3 Eylül 2012 Pazartesi

I, Pet Goat II




bu videoyu izlememde emeği geçen kadim ve übermensch insan, venus prensesine teşekkürler.


27 Temmuz 2012 Cuma

Erich Fromm - Umut Devrimi


Umut ne değildir?

 Umut, daha büyük bir canlılık, daha büyük bir duyarlılık ve akılcılık sağlamak yönünde gerçekleştirilmek istenen her toplumsal değişimin, belirleyici ögesidir. Ne var ki, umudun doğası çoğu kez yanlış anlaşılmış ve umutla hiçbir ilişkisi olmayan , hatta umudun tam karşıtı olan yaklaşımlarla karıştırılmıştır.

 Umut etmek nedir?

  Çoğu kişinin sandığı gibi, dileklere ve isteklere sahip olmak mıdır? Böyle olsaydı, daha çok ve daha iyi otomobil isteyen, daha iyi ev, daha çok araç-gereç isteyenler, umutlu insanlar olacaklardı. Ama değiller; bunlar umutlu insan değil, daha çok tüketimde bulunmaya düşkün kişilerdir.
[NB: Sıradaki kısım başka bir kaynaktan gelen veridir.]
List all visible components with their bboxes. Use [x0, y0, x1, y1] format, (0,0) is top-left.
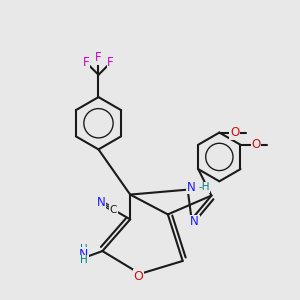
Text: O: O: [251, 138, 260, 151]
Text: O: O: [134, 270, 143, 283]
Text: N: N: [187, 181, 196, 194]
Text: F: F: [83, 56, 90, 69]
Text: H: H: [80, 255, 88, 265]
Text: N: N: [97, 196, 106, 209]
Text: N: N: [190, 215, 199, 228]
Text: H: H: [80, 244, 88, 254]
Text: F: F: [107, 56, 114, 69]
Text: -H: -H: [198, 182, 210, 192]
Text: N: N: [79, 248, 88, 261]
Text: O: O: [230, 126, 239, 139]
Text: C: C: [110, 205, 117, 215]
Text: F: F: [95, 51, 102, 64]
  Umudun nesnesi bir şey değil de, daha dolu bir yaşam sürmek, daha büyük bir canlılık içinde bulunmak, o sonsuz sıkıntıdan kurtulmak olduğunda, ya da dinbilimsel açıdan bakarsak günahlardan arınma, ya da siyasal açıdan devrime kavuşmak olduğunda mı gerçek anlamda umut etmiş oluyoruz? Evet, aslında bu türden beklentiler, umut etmek anlamını taşıyabilir, ama beklentilede edilgenlik varsa ve umut, el-etek çekmenin, teslimiyetçiliğin bir bahanesi oluyor, yalnızca bir ideoloji haline gelinceye dek "beklemek" şeklinde kendini gösteriyorsa, umut etmekten söz edilemez.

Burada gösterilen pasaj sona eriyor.